The Good Place makes use of many different theories of moral philosophy and ethics through the character of Chidi Anagonye, the moral philosophy professor. Within the show, there is reference to John Locke, Tim Scanlon, Peter Singer, and Derek Parfit, and "the show has covered everything from Jonathan Dancy's theory of moral particularism, to Aristotelian virtue ethics, to Kantian deontology, to moral nihilism." UCLA philosophy professor Pamela Hieronymi and Clemson philosophy professor Todd May served as consultants to the show.  They both made cameo appearances in the final episode.
The beginning of The Good Place takes its inspiration from the idiom "Hell is other people" from Jean-Paul Sartre's play No Exit. In the play three people are trapped in Hell, represented as one room, and they torture one another psychologically while reflecting upon the sins that got them there. The concept "Hell is other people" is an often-misunderstood philosophical idiom meant to reflect that "Hell is other people because you are, in some sense, forever trapped within them, subject to their apprehension of you."
The second season's philosophy is most closely related to that of Aristotle, with Schur in particular highlighting Aristotle's "practice-makes-perfect" attitude to acting ethically. Chidi's impenetrable 4,000 page ethical treatise was inspired by Parfitt's On What Matters – which attempts "to propose a grand unified theory of all ethical theories". Schur was unable to finish reading due to its length. Tim Scanlon's What We Owe to Each Other "forms the spine of the entire show" according to Schur. The book presents the idea of contractualism: the idea is that "to act morally is to abide by principles that no one could reasonably reject". The show and the relationships between the characters act as an investigation into contractualism with the four main humans, Michael, and Janet forming their own society whereby they must act in ways that no one could reasonably reject even when that goes against the rules and tenets of higher powers. The overarching thesis of the show, greatly influenced by the contractualist theory, is "the point of morality ... isn't to accumulate goodness points, as in the elaborate point system the organizers of the Good Place and its corresponding Bad Place employ to determine who goes to which upon death. It's to live up to our duties to each other."
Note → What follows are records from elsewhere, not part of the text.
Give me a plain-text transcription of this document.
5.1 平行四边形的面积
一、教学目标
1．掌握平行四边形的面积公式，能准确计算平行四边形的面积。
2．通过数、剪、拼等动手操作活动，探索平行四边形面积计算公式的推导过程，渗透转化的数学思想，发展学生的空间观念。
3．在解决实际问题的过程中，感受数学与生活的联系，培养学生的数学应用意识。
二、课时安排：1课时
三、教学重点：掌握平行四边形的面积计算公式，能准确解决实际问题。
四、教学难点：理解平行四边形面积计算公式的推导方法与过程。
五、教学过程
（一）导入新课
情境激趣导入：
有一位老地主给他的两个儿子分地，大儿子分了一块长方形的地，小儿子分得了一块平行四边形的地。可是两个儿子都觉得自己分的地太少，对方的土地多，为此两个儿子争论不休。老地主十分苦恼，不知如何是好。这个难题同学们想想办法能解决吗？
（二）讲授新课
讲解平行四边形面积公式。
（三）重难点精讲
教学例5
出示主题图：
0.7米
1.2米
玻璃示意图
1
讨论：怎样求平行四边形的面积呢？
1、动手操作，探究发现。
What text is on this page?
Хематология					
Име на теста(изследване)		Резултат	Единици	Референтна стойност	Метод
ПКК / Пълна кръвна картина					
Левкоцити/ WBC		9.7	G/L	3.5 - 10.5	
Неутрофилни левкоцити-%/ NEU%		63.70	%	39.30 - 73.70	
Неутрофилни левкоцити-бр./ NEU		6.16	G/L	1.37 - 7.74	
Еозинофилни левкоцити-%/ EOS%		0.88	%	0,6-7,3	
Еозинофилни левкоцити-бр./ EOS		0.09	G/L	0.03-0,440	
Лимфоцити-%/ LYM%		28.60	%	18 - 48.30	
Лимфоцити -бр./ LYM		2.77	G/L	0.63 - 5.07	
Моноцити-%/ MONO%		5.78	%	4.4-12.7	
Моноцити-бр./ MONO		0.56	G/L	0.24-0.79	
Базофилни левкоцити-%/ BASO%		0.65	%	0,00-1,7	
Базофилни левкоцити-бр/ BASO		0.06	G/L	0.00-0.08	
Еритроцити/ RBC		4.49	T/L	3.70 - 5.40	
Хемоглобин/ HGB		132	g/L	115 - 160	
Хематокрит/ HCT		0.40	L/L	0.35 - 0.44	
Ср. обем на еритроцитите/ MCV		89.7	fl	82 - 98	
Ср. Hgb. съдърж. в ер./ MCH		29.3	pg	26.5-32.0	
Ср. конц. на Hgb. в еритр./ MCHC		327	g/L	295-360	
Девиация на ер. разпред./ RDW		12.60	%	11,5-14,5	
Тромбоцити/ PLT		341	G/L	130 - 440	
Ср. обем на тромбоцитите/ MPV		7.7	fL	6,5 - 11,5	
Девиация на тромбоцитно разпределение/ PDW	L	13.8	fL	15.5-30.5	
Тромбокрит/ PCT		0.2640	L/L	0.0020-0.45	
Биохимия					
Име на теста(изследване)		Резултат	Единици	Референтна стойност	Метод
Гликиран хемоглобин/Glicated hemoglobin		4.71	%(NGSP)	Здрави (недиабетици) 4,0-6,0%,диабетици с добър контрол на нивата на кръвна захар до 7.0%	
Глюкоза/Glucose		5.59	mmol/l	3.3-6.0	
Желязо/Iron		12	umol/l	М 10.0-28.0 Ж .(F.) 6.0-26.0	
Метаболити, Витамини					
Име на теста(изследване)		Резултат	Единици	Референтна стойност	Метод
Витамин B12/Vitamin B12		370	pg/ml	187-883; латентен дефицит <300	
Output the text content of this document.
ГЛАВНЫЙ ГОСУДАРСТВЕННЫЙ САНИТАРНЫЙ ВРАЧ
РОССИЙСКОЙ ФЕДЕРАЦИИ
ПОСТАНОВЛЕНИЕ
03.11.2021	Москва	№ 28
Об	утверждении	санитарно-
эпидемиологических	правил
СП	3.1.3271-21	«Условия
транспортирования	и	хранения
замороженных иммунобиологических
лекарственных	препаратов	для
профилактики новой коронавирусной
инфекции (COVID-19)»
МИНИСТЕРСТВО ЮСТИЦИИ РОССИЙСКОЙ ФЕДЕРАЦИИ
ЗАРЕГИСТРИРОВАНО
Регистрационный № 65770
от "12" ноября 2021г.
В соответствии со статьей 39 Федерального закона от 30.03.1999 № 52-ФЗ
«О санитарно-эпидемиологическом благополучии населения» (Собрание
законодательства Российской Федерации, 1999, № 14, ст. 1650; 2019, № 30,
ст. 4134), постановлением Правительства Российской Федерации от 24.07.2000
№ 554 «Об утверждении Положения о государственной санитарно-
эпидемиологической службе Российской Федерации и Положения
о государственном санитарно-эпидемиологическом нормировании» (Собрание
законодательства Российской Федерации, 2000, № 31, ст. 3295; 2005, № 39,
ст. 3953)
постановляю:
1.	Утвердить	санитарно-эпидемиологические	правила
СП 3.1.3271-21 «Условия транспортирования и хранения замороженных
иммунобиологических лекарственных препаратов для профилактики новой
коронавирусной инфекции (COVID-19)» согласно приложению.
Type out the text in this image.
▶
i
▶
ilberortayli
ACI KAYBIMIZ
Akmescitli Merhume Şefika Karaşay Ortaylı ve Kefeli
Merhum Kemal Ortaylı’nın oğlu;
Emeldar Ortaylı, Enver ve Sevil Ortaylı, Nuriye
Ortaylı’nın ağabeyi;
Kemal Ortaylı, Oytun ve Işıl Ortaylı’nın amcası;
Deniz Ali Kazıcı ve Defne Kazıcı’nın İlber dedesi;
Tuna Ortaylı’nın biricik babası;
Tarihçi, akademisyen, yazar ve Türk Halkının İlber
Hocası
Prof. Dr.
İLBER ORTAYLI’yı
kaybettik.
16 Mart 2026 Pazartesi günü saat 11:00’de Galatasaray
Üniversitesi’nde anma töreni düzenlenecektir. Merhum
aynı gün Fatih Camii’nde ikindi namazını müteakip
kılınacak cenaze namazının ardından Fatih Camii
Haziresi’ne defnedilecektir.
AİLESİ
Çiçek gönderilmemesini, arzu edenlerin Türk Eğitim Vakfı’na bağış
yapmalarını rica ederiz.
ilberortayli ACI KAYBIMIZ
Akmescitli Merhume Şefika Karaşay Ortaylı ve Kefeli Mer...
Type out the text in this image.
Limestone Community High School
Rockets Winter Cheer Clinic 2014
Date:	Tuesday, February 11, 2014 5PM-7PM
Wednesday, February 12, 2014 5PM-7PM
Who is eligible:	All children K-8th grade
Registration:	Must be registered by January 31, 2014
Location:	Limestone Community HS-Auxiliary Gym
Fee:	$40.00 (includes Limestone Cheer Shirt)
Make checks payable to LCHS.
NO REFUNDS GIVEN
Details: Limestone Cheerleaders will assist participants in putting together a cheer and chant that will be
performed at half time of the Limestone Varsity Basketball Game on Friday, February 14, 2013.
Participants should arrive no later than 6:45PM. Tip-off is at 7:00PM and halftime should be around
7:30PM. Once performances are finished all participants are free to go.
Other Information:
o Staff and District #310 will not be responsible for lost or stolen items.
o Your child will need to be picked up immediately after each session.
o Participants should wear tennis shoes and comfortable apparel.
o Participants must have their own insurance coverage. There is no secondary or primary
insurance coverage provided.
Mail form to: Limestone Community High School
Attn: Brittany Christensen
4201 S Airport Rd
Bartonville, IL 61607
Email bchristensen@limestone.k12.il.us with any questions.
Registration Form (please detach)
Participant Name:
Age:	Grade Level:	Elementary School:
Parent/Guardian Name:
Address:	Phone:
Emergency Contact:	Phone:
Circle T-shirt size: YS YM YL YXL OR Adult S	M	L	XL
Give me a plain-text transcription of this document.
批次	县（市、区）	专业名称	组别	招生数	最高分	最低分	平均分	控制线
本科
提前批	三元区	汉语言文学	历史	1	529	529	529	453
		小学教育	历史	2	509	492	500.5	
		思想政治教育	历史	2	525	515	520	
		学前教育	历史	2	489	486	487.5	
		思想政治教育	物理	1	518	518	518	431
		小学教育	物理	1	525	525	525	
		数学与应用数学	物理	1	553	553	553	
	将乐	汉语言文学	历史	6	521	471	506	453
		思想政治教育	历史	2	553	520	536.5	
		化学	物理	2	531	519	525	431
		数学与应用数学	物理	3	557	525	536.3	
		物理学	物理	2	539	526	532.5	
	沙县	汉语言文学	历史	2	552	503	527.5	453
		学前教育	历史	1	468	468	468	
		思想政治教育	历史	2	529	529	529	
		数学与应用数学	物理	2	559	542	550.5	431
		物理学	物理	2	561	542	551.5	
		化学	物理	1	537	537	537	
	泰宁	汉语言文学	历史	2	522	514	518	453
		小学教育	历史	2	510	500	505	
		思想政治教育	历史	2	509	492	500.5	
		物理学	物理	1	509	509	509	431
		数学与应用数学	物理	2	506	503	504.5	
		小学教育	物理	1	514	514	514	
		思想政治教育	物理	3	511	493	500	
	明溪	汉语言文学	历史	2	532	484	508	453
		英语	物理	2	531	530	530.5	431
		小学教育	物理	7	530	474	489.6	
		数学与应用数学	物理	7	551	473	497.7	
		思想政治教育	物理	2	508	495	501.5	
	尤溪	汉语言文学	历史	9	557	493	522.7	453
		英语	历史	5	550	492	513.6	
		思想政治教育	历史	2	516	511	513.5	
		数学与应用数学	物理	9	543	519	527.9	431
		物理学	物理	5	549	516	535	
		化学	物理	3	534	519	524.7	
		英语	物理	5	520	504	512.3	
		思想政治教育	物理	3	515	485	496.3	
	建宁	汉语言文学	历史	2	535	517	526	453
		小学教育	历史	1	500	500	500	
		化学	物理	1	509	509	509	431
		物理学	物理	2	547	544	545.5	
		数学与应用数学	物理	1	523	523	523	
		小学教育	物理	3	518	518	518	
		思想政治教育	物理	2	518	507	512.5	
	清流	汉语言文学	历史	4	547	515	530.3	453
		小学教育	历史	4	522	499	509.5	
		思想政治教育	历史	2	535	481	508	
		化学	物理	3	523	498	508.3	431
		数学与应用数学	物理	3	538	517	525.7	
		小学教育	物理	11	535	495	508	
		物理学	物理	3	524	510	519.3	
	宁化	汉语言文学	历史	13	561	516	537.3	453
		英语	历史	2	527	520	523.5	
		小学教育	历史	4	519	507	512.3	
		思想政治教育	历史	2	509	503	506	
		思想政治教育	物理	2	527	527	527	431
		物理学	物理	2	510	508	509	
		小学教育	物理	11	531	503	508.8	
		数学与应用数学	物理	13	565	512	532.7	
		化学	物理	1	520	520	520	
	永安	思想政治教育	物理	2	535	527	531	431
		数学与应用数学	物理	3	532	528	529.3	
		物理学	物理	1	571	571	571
In September 2019, prior to the release of the fourth season of The Good Place, NBC released a six-episode web series on their website, app, and their YouTube channel, titled The Selection (full title: The Good Place Presents: The Selection), directed by Eric Kissack. The series, set during an ellipsis taking place during the season 3 episode "Chidi Sees the Time-Knife", follows Michael's former demon boss Shawn as he and his underlings decide which four people to pick for Michael's new incarnation of "the Good Place". Marc Evan Jackson, Josh Siegal, Bambadjan Bamba, Amy Okuda, and Jama Williamson form the main cast by reprising their roles from The Good Place as Shawn and his underlings, with Joe Mande reprising his role as Toddrick "Todd" Hemple in the third episode. At the 72nd Primetime Emmy Awards, the series was nominated for Outstanding Short Form Comedy or Drama Series.